Motorists, residents groan over failed Lagos roads
Except for places like Alausa, Ikoyi, and some parts of Island, the entire residents could feel the pinch of impassable roads and attendant gridlocks that no longer discriminate between day and night.
Indeed, from Alimoso to Agege, Ikeja, Badagry, Isolo, Mushin, Oshodi, Surulere, Apapa, Ajah, Bariga, Epe and Ikorodu, the tales are the same. And united in pains, they called on the State government to live up to its responsibility before it is too late.
Residents of Ajao Estate, and other road users in that flank of Isolo Local Council of Lagos State, yesterday counted their losses over the complete failure of roads in the area.
The road, which serves as an alternative for many motorists heading to neighbouring towns like Ejigbo, Jakande gate, Ikotun, Oke-Afa, Ijegun, Orisunbare Idimu, Egbeda, and other environs find the route unbearable and in shambles.
Either from the Airport Road or partially closed Apapa-Oshodi Expressway, the failed portions are immediately seen at Aswani junction, Ile-Iwe Meta junction on Mushin-Ikotun road. Mushin-Ikotun road is, in fact, an eyesore.
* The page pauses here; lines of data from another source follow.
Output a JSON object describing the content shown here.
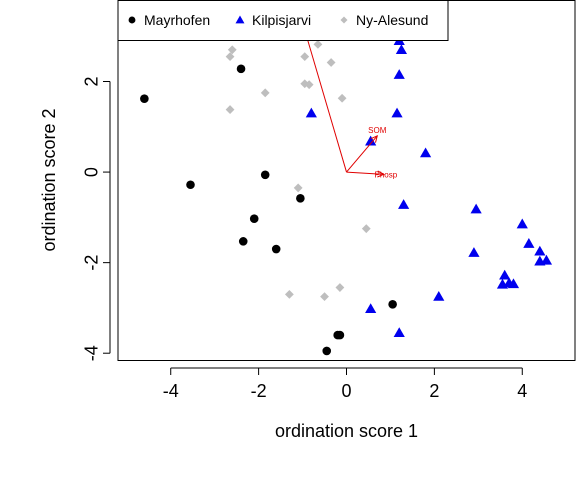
{
  "chart_data": {
    "type": "scatter",
    "xlabel": "ordination score 1",
    "ylabel": "ordination score 2",
    "xlim": [
      -5.2,
      5.2
    ],
    "ylim": [
      -4.15,
      3.8
    ],
    "x_ticks": [
      -4,
      -2,
      0,
      2,
      4
    ],
    "y_ticks": [
      -4,
      -2,
      0,
      2
    ],
    "legend_position": "top",
    "series": [
      {
        "name": "Mayrhofen",
        "marker": "circle",
        "color": "#000000",
        "points": [
          [
            -4.6,
            1.62
          ],
          [
            -2.4,
            2.28
          ],
          [
            -3.55,
            -0.28
          ],
          [
            -1.85,
            -0.06
          ],
          [
            -1.05,
            -0.58
          ],
          [
            -2.1,
            -1.03
          ],
          [
            -2.35,
            -1.53
          ],
          [
            -1.6,
            -1.7
          ],
          [
            1.05,
            -2.92
          ],
          [
            -0.15,
            -3.6
          ],
          [
            -0.2,
            -3.6
          ],
          [
            -0.45,
            -3.95
          ]
        ]
      },
      {
        "name": "Kilpisjarvi",
        "marker": "triangle",
        "color": "#0000ee",
        "points": [
          [
            1.2,
            2.9
          ],
          [
            1.25,
            2.7
          ],
          [
            1.2,
            2.15
          ],
          [
            1.15,
            1.3
          ],
          [
            -0.8,
            1.3
          ],
          [
            0.55,
            0.68
          ],
          [
            1.8,
            0.42
          ],
          [
            1.3,
            -0.72
          ],
          [
            2.95,
            -0.82
          ],
          [
            2.9,
            -1.78
          ],
          [
            4.0,
            -1.15
          ],
          [
            4.15,
            -1.58
          ],
          [
            4.4,
            -1.75
          ],
          [
            4.4,
            -1.97
          ],
          [
            4.55,
            -1.95
          ],
          [
            3.6,
            -2.28
          ],
          [
            3.55,
            -2.48
          ],
          [
            3.7,
            -2.45
          ],
          [
            3.8,
            -2.47
          ],
          [
            2.1,
            -2.75
          ],
          [
            0.55,
            -3.02
          ],
          [
            1.2,
            -3.55
          ]
        ]
      },
      {
        "name": "Ny-Alesund",
        "marker": "diamond",
        "color": "#bebebe",
        "points": [
          [
            -2.8,
            3.0
          ],
          [
            -2.6,
            2.7
          ],
          [
            -2.65,
            2.55
          ],
          [
            -0.65,
            2.82
          ],
          [
            -0.95,
            2.55
          ],
          [
            -0.35,
            2.42
          ],
          [
            -1.85,
            1.75
          ],
          [
            -0.95,
            1.95
          ],
          [
            -0.85,
            1.93
          ],
          [
            -0.1,
            1.63
          ],
          [
            -2.65,
            1.38
          ],
          [
            -1.1,
            -0.35
          ],
          [
            0.45,
            -1.25
          ],
          [
            -1.3,
            -2.7
          ],
          [
            -0.5,
            -2.75
          ],
          [
            -0.15,
            -2.55
          ]
        ]
      }
    ],
    "vectors": [
      {
        "label": "SOM",
        "x": 0.7,
        "y": 0.8
      },
      {
        "label": "Phosp",
        "x": 0.85,
        "y": -0.05
      },
      {
        "label": "",
        "x": -1.0,
        "y": 3.3
      }
    ]
  }
}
Despite recent palliative measures, the road has worsened at Pako bus stop, Jakande-gate, NNPC junction (right in front of the Ejigbo LCDA), Iyana-Ejigbo junction and all the way to Ikotun.
The long and unfriendly stares of drivers and commuters, the long queue of stranded passengers at major bus-stops like Five Star, 7 and 8 and Ajao junction, the weary look on pedestrians trekking long distances to beat the traffic and the short supply of commercial tricycles and motorcycles all tell the story of pain, anguish and frustration from sunrise to sunset.
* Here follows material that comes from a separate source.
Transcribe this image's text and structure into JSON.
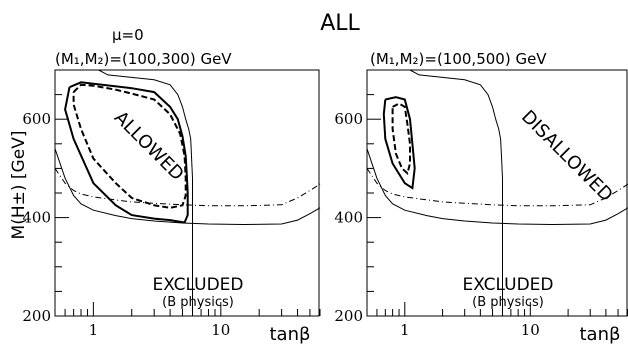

At a point, the vehicles also resist further torture by packing up. Many vehicles are seen parked off the road with their bonnets raised, due mainly to overheated engines.
While some residents and business owners, in a bid to remedy the situation, had tasked themselves to fix some of the roads to a manageable state, the roads are at best craters that damaged vehicles and cause residents and motorists anguish, and discomfort.
The daily worsening condition of the roads, which have seen potholes taking over them, have got the residents wondering whether state and local government authorities still exist.
According to residents, the increasing number of potholes, apart from the incessant traffic gridlock that it causes, and the wear and tear resident’s vehicles are subjected to, causes them and commuters to spend lengthy periods on the road, especially during peak hours.
A visit to streets like Asa Afariogun, Ajibade Babatola, Ahanor Drive, Chivita Avenue, Alhaji Lukman Atobajeun among others will leave a first time visitor or investor to the city with the worst type of impression about the state government and authorities involved.
Some hotel owners have resorted to rehabilitating the roads such as Fatai Taiwo and Awoniyi Elemo leading to the entrance of their complexes leaving the remaining parts in utter decay since the government has failed to do their work.
The pain is further aggravated by the state of the inner-city roads adjoining the route along the express. Commercial buses drive against traffic with reckless abandon. The situation has made some car owners abandon their vehicles at home and trek to their destinations.
Some of the business owners, who spoke to The Guardian, want the government and the authorities in charge to swiftly come to their aide as the bad spot is causing more pains and losses for their businesses.
A retailer, Felix James said whenever it rains, the whole environment tends to be in a mess.
James, who works in a pharmacy along Alhaji Lukman Atobajeun Street, said it has become a stress for him mopping the floor as customers’ troop into the store with dirt due to the messy road.
He said some of the potholes get vehicles immovable and in trying to help out, the vehicles end up splashing stink water on the shops around and other motorists plying the route.
James also mentioned that the road at peak hours causes gridlock which lasts for as long as three hours or more on the route.
An artist, who identified himself as John, said most times himself and his neighbours make palliative measures in trying to fill the potholes with stones and sand to enable free flow of traffic.
John, who displays his artistic works in front of his shop, said the measure is being taken to avoid motorists splashing water on his designs, which he showcases for potential customers and passersby.
According to him, some motorists last month came with cement and sand to fill up the holes only to find the rains wash away the palliative measures.
Another business owner, Joseph Joe Links, said the road has barred some of his customers accessing his shop.
Joseph who runs a laundry business said customers whom he shares relations with sometimes call him to collect orders in their homes, which is not convenient for him.
He said because of the gridlock that emanates from the bad spots, he finds motorists shouting and yelling at each other. He said the government has not done anything on the road, only last year churches around and business owners contribute money to buy two tippers of sand to fill the potholes.
He said: “Sometimes we see government officials coming to measure or inspect the road but thereafter there are no changes. This morning we have pushed nothing less than four vehicles. The bad road is a disadvantage to us; it is causing us more pains. We keep mopping our floors all the time due to customers coming in and out of our stores.”